Солнце стремительно удалялось, превращаясь в мерцающую точку. Красная планета, испещрённая каналами, проплыла у него перед глазами. Вокруг неё, в бешеном кружении, вращались два спутника. Дальше был вихревой пояс камней и гигантская планета, окутанная клубами газа, слишком большая для того, чтобы сохранить свою целостность, и потому сплющенная у полюсов. А ещё дальше — сверкающий мир, окружённый кольцом ледяных осколков.
Ещё миры. И ещё. Один, другой, третий. И далеко за пределами этих миров — последний одинокий шар из камня и льда, вращающийся в мёртвой тьме вокруг своего солнца, которое блестело не ярче, чем стёршаяся монетка.
А ещё дальше — мрак.
— Нет, — сказал стрелок, и его голос утонул в темноте, в той, что чернее кромешной тьмы. По сравнению с ней самая чёрная ночь человеческой души казалась сияющим полднем, мрак под горной грядой — пятнышком грязи на лике света. — Больше не надо. Не надо, пожалуйста…
— СВЕТ!
— Хватит. Не надо… пожалуйста…
Звёзды сжимались и гасли. Целые туманности свёртывались, сливаясь друг с другом, и превращались в хаотичное скопление расплывающихся пятен. Вокруг него корчилась, рассыпаясь на части, сама вселенная.
— Пожалуйста, хватит, не надо, не надо, не надо…
Вкрадчивый голос человека в чёрном прошептал у него над ухом:
— Тогда отступись. Оставь мысли о Башне. Иди своей дорогой, стрелок, и спасай свою душу. Это будет нелёгкий труд — чтобы спасти свою душу.
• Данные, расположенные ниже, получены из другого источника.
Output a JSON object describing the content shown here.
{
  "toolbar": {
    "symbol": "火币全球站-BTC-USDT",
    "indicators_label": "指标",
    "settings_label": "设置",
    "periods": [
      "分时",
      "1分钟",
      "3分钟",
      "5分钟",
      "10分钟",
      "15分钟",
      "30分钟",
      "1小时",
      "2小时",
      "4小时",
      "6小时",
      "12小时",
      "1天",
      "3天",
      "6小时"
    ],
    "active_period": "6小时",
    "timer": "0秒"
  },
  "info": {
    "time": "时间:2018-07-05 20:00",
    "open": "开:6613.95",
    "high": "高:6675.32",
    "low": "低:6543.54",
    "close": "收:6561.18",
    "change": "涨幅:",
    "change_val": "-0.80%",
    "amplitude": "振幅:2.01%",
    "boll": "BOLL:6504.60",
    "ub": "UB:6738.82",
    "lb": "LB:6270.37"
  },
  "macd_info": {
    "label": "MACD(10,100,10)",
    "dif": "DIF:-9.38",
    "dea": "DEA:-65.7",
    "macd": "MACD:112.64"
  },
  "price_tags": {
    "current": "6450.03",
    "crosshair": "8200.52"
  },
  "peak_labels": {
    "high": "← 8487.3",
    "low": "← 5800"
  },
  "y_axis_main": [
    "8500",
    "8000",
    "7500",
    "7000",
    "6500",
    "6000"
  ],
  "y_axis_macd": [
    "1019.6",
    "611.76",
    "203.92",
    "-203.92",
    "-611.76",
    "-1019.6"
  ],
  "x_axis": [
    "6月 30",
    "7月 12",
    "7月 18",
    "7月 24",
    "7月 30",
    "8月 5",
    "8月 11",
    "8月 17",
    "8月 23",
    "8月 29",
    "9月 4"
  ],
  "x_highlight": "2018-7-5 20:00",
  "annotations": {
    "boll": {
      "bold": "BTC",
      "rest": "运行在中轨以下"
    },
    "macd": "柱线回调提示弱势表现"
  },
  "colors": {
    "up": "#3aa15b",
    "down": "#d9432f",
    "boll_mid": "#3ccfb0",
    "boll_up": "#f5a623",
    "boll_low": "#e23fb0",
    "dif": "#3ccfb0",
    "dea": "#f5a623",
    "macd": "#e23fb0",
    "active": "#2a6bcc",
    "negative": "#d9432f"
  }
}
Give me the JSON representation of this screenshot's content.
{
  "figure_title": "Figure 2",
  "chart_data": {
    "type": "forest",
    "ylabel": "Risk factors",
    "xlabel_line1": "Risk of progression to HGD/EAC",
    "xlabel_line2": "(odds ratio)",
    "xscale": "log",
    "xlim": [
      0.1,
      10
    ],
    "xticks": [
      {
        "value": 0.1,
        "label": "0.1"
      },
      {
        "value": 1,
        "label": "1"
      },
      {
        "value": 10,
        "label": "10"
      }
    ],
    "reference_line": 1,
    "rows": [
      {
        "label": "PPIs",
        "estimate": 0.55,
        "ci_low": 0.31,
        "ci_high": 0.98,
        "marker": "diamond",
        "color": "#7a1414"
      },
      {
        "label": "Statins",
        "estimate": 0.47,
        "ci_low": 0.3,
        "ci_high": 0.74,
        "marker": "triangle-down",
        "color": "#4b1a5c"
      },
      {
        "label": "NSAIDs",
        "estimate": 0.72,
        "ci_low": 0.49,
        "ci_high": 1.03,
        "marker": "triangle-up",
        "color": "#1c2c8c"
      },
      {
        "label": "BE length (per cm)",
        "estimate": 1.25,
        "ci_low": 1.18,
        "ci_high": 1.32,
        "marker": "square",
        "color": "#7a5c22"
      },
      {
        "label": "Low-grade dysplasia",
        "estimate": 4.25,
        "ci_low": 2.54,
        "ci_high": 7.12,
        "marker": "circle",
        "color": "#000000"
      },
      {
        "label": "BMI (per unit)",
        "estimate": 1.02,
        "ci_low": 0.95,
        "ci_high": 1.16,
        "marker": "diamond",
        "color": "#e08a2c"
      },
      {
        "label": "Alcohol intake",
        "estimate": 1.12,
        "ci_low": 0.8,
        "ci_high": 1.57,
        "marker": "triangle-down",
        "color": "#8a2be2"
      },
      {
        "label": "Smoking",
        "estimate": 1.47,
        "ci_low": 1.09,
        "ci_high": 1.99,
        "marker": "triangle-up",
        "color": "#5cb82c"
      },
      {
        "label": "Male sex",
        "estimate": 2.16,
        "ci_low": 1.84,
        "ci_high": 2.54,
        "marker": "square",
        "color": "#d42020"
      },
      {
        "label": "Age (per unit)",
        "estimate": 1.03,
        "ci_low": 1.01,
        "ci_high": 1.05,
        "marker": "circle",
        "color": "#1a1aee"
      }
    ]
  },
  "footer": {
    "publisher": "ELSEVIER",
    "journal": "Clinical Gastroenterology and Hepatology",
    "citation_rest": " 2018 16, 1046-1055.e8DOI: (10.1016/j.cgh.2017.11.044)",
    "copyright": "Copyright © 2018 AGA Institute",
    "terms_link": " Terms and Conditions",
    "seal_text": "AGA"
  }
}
Он взял себя в руки. Потрясённый и одинокий, окутанный мраком, исполненный ужаса перед сокровенным смыслом, который открылся ему в одночасье, он взял себя в руки и дал свой последний ответ:
— НИКОГДА!
— ТОГДА — ДА БУДЕТ СВЕТ!
И стал свет. Он обрушился на стрелка как молот — великий, первозданный свет. И сознание погибло, растворившись в сиянии. Но прежде чем это случилось, стрелок успел кое-что разглядеть — очень важное, исполненное глубокого смысла. Он отчаянно ухватился за это видение и погрузился в себя, ища убежища там, внутри, — пока этот пронзительный свет не ослепил его и не выжег разум.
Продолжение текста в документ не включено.